Pham throws the boa around LaShawn’s neck. He kinda has to jump to do so, since he’s so short and LaShawn is six-foot-three and still growing. LaShawn laughs. Then Pham goes to the back of his car and retrieves a donut tire.
“Where’s Brad?” I ask.
“Brad can’t fix shit.” Pham laughs.
“I thought Trevor was your date,” Lana whispers.
“It’s been a very long night.”
“Hold the flashlight,” Pham says to whoever’s listening. I walk over and shine the light on the slashed tire. He crouches down and removes the hubcap, then begins to crank the lug nuts loose. He tumbles back a little before righting himself.
“Is he sober?” I ask.
“Nope. Definitely not. But I drove,” Lana says. “We just got back from a party when you called.”
He places the jack under the car and raises the wheel up, up, up. He works quickly, like somebody who’s done this many times before, like he could do it in his sleep, humming to himself as he removes and replaces and tweaks and lowers and replaces again before standing up and wiping his hands clean on his party pants.
“All done.” Pham grabs his boa back from LaShawn’s neck. “Allons, les enfants! Aujourd’hui la vie est belle…”
LaShawn and I get back into Trevor’s car and follow them to Lana’s house, driving slowly so we all stay together.
* * *
Pham tells us to sit down in their living room, so we do. He asks us if we want tea, then rushes to the kitchen to put a pot on the stove before we can answer.
“Get up, Brad, we’ve got company!” I hear him yell from the kitchen into the house.

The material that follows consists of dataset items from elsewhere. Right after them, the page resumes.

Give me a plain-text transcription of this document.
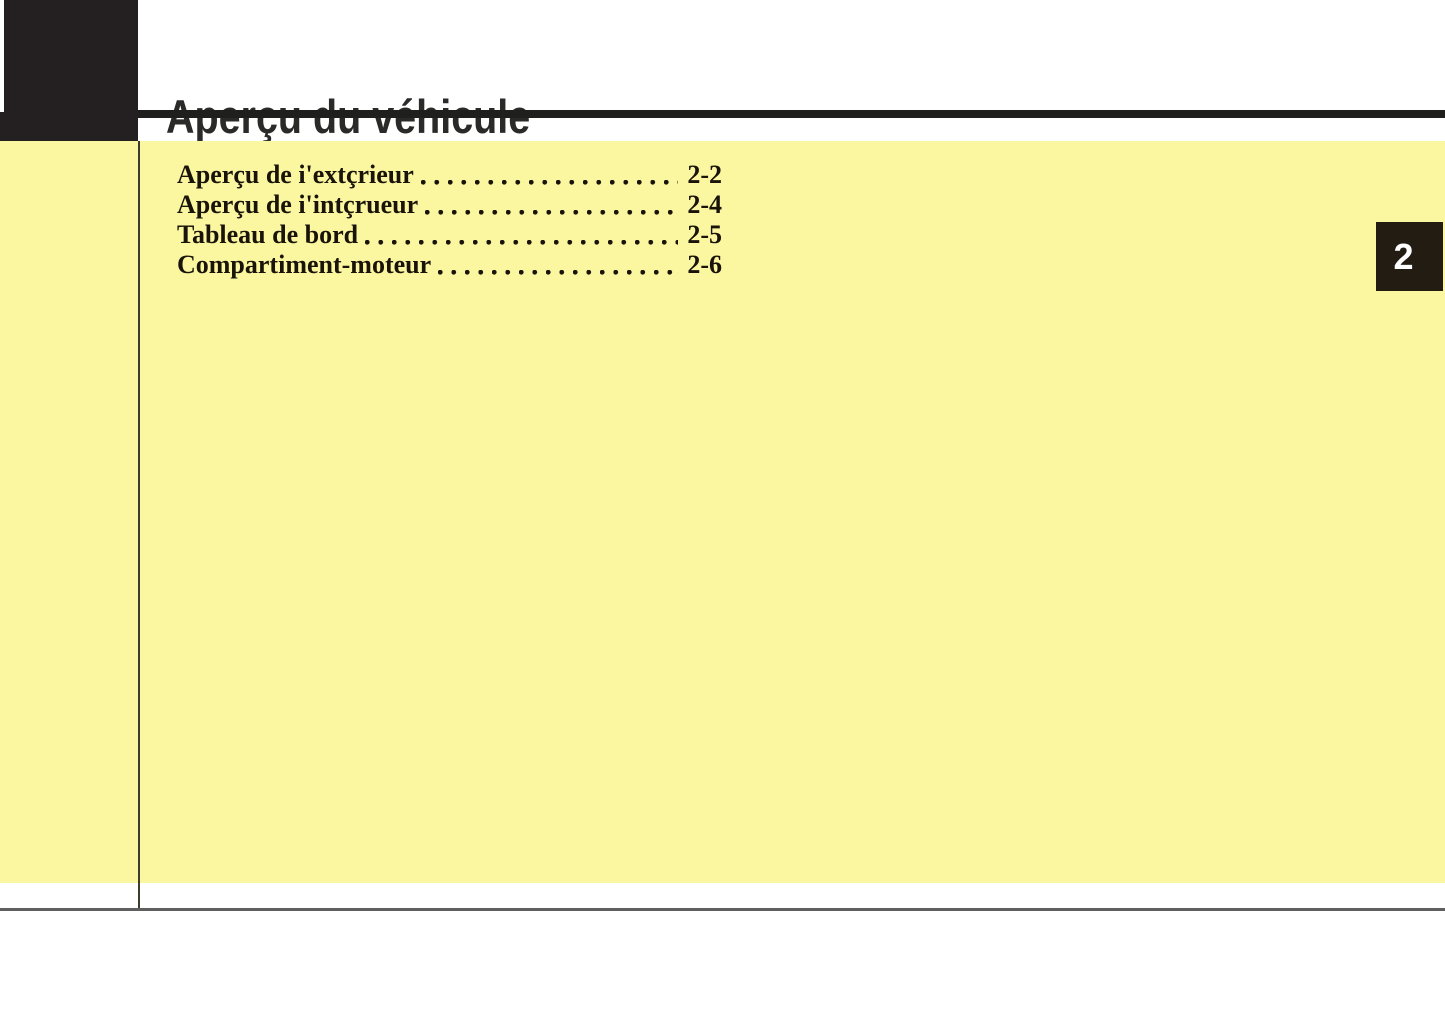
2
Aperçu de i'extçrieur	2-2
Aperçu de i'intçrueur	2-4
Tableau de bord	2-5
Compartiment-moteur	2-6
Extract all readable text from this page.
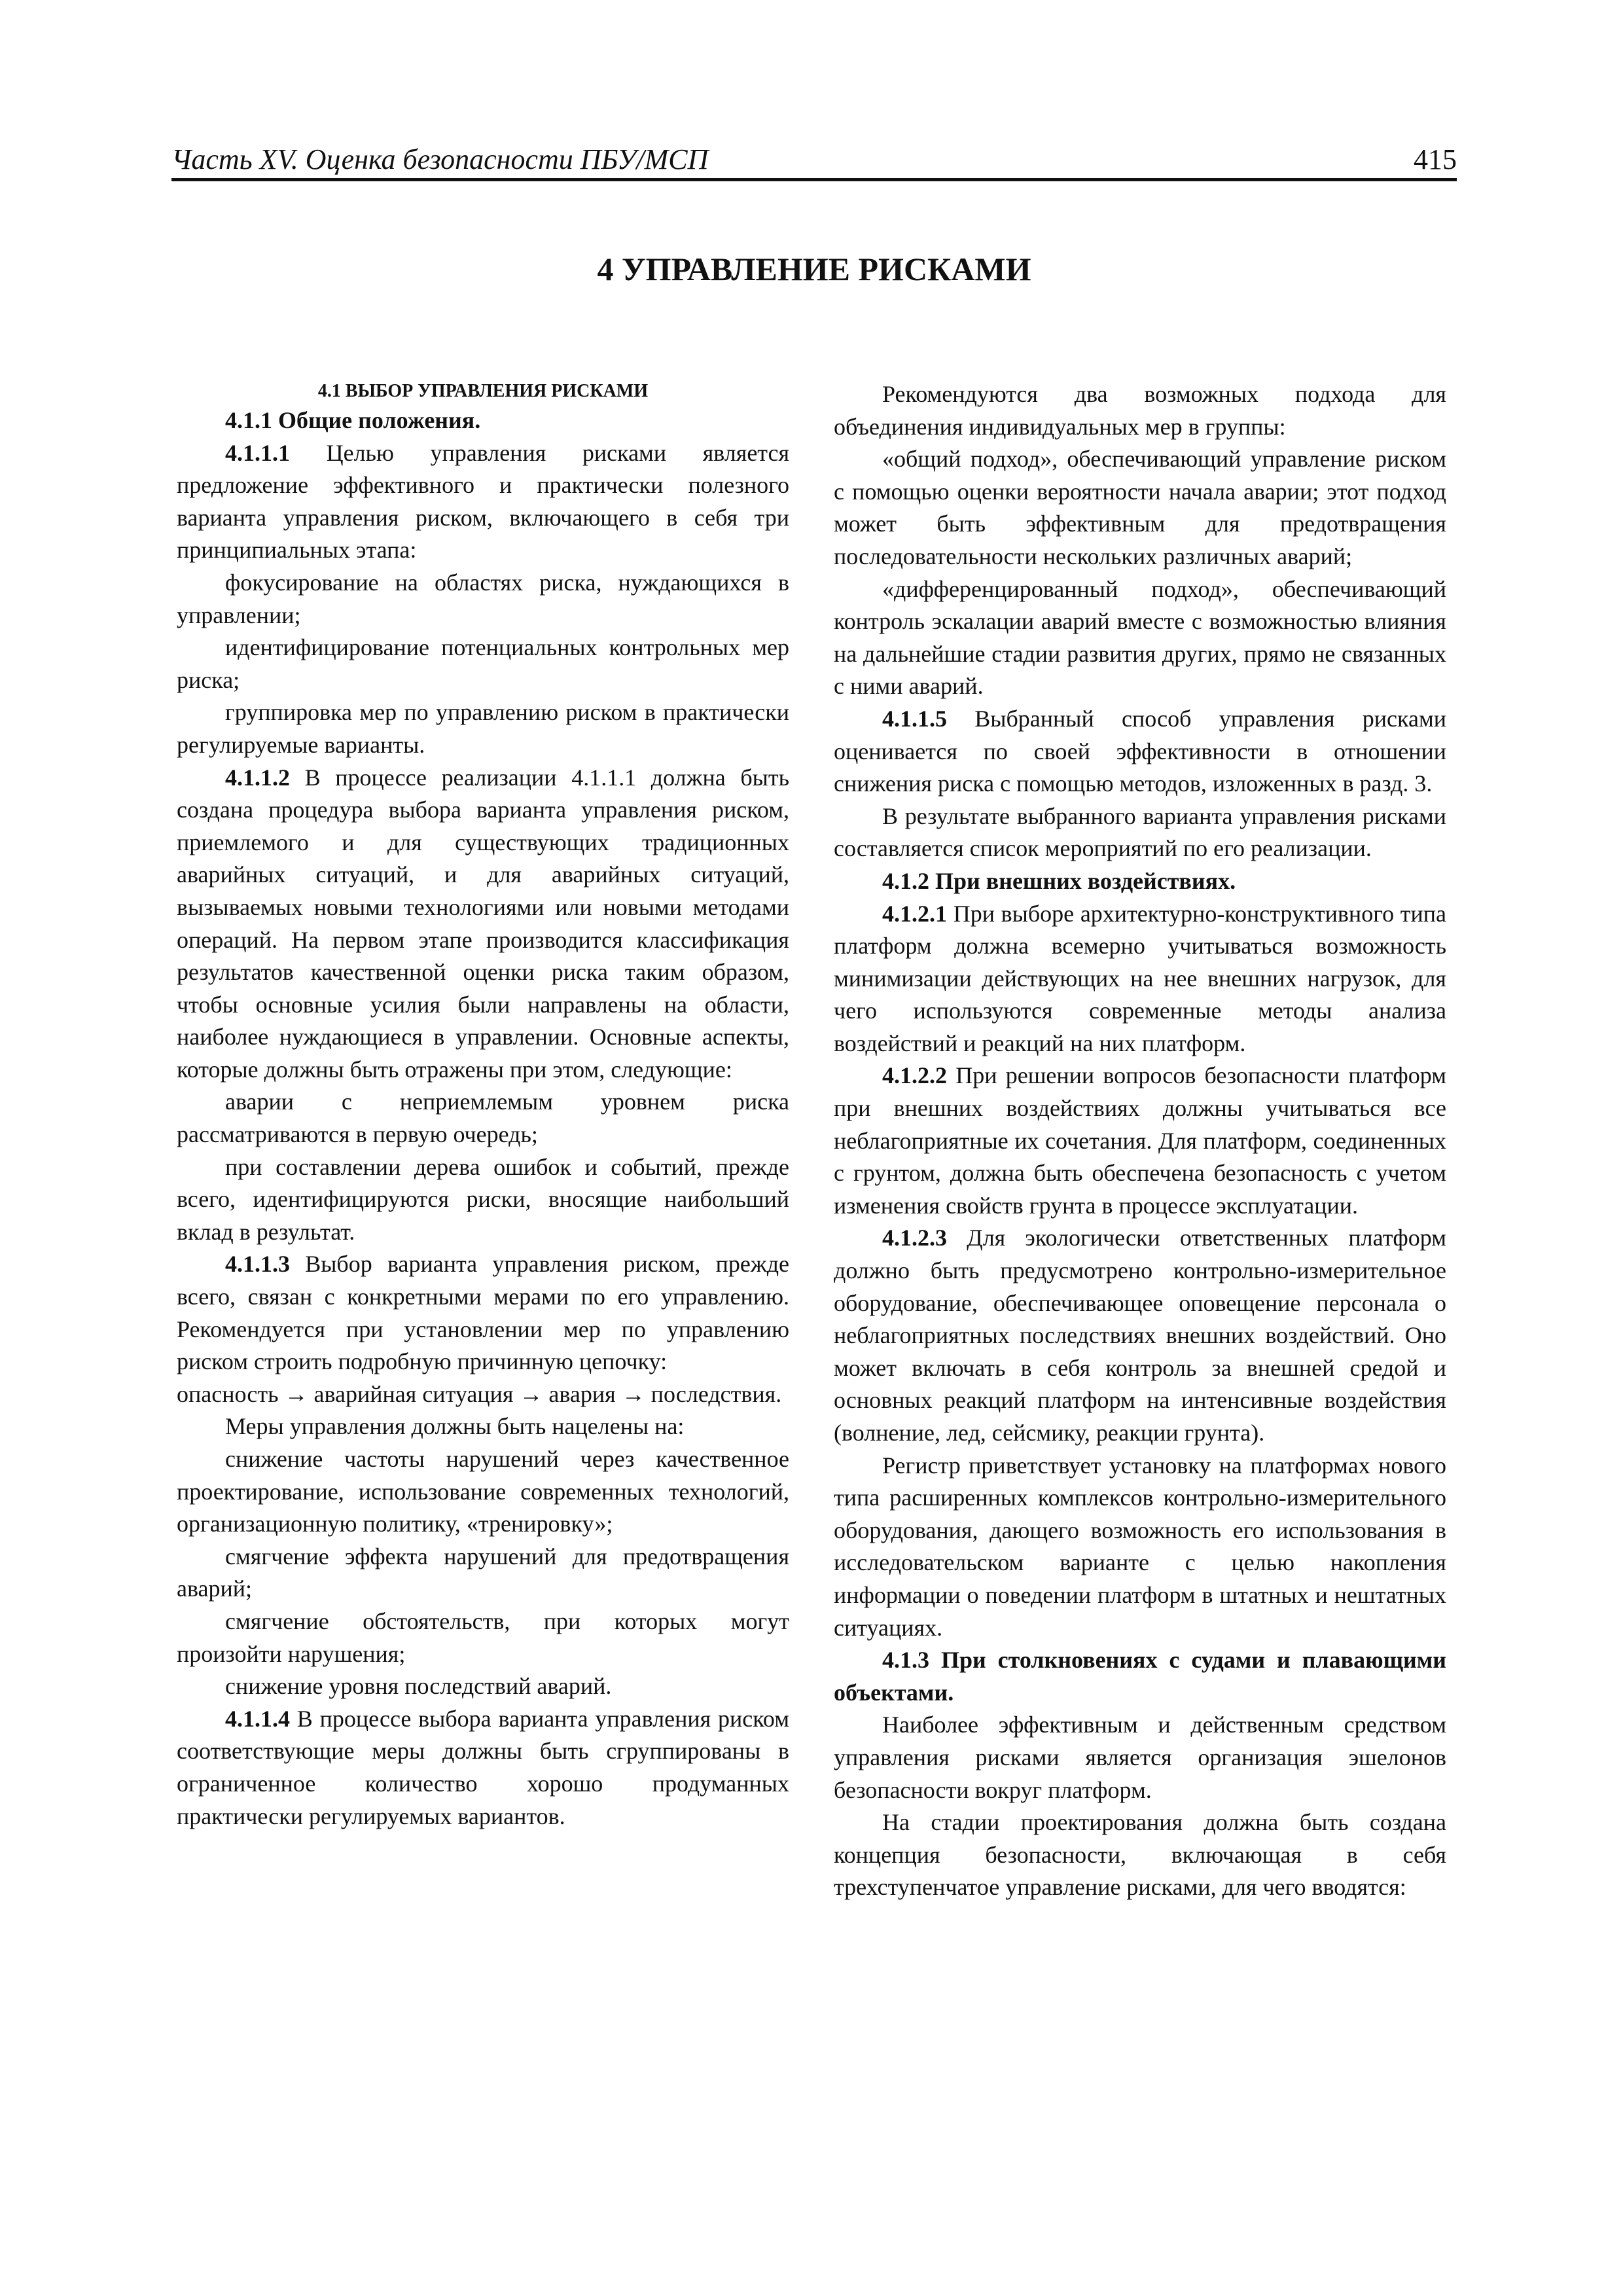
Часть XV. Оценка безопасности ПБУ/МСП	415
4 УПРАВЛЕНИЕ РИСКАМИ

4.1 ВЫБОР УПРАВЛЕНИЯ РИСКАМИ

4.1.1 Общие положения.

4.1.1.1 Целью управления рисками является предложение эффективного и практически полезного варианта управления риском, включающего в себя три принципиальных этапа:

фокусирование на областях риска, нуждающихся в управлении;

идентифицирование потенциальных контрольных мер риска;

группировка мер по управлению риском в практически регулируемые варианты.

4.1.1.2 В процессе реализации 4.1.1.1 должна быть создана процедура выбора варианта управления риском, приемлемого и для существующих традиционных аварийных ситуаций, и для аварийных ситуаций, вызываемых новыми технологиями или новыми методами операций. На первом этапе производится классификация результатов качественной оценки риска таким образом, чтобы основные усилия были направлены на области, наиболее нуждающиеся в управлении. Основные аспекты, которые должны быть отражены при этом, следующие:

аварии с неприемлемым уровнем риска рассматриваются в первую очередь;

при составлении дерева ошибок и событий, прежде всего, идентифицируются риски, вносящие наибольший вклад в результат.

4.1.1.3 Выбор варианта управления риском, прежде всего, связан с конкретными мерами по его управлению. Рекомендуется при установлении мер по управлению риском строить подробную причинную цепочку:

опасность → аварийная ситуация → авария → последствия.

Меры управления должны быть нацелены на:

снижение частоты нарушений через качественное проектирование, использование современных технологий, организационную политику, «тренировку»;

смягчение эффекта нарушений для предотвращения аварий;

смягчение обстоятельств, при которых могут произойти нарушения;

снижение уровня последствий аварий.

4.1.1.4 В процессе выбора варианта управления риском соответствующие меры должны быть сгруппированы в ограниченное количество хорошо продуманных практически регулируемых вариантов.

Рекомендуются два возможных подхода для объединения индивидуальных мер в группы:

«общий подход», обеспечивающий управление риском с помощью оценки вероятности начала аварии; этот подход может быть эффективным для предотвращения последовательности нескольких различных аварий;

«дифференцированный подход», обеспечивающий контроль эскалации аварий вместе с возможностью влияния на дальнейшие стадии развития других, прямо не связанных с ними аварий.

4.1.1.5 Выбранный способ управления рисками оценивается по своей эффективности в отношении снижения риска с помощью методов, изложенных в разд. 3.

В результате выбранного варианта управления рисками составляется список мероприятий по его реализации.

4.1.2 При внешних воздействиях.

4.1.2.1 При выборе архитектурно-конструктивного типа платформ должна всемерно учитываться возможность минимизации действующих на нее внешних нагрузок, для чего используются современные методы анализа воздействий и реакций на них платформ.

4.1.2.2 При решении вопросов безопасности платформ при внешних воздействиях должны учитываться все неблагоприятные их сочетания. Для платформ, соединенных с грунтом, должна быть обеспечена безопасность с учетом изменения свойств грунта в процессе эксплуатации.

4.1.2.3 Для экологически ответственных платформ должно быть предусмотрено контрольно-измерительное оборудование, обеспечивающее оповещение персонала о неблагоприятных последствиях внешних воздействий. Оно может включать в себя контроль за внешней средой и основных реакций платформ на интенсивные воздействия (волнение, лед, сейсмику, реакции грунта).

Регистр приветствует установку на платформах нового типа расширенных комплексов контрольно-измерительного оборудования, дающего возможность его использования в исследовательском варианте с целью накопления информации о поведении платформ в штатных и нештатных ситуациях.

4.1.3 При столкновениях с судами и плавающими объектами.

Наиболее эффективным и действенным средством управления рисками является организация эшелонов безопасности вокруг платформ.

На стадии проектирования должна быть создана концепция безопасности, включающая в себя трехступенчатое управление рисками, для чего вводятся:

“So you guys were at a party?” I say.
“Well… kinda,” Lana says.
One of their friends is dying. An artist Brad’s exhibited at the gallery. Not old—only thirty-one, which is a real grown-up, but not, like, grandpa age or anything.
I don’t know anybody who’s died of AIDS, but I’ve seen the AIDS quilt, with its patchwork of grief and love and protest. It came to town and they took us on a field trip to see it, but some of the parents protested and started a petition arguing that the school was encouraging deviant behavior.
Kimberly’s mom tried to get my mom to sign the petition when she came to pick Kimberly up from my house one day. Lucia answered the door. My mother paused Jane Fonda mid leg-lift; walked over to our front door glistening in her pink leotard, purple leg warmers, and white Reeboks; and told Ms. McGregor to her face that the petition was “ludicrous and hateful.” Then she turned around and went back to her video while Kimberly and I said a muted goodbye. I thought that was pretty ballsy of my mother. Every so often, I think maybe my parents are kinda cool.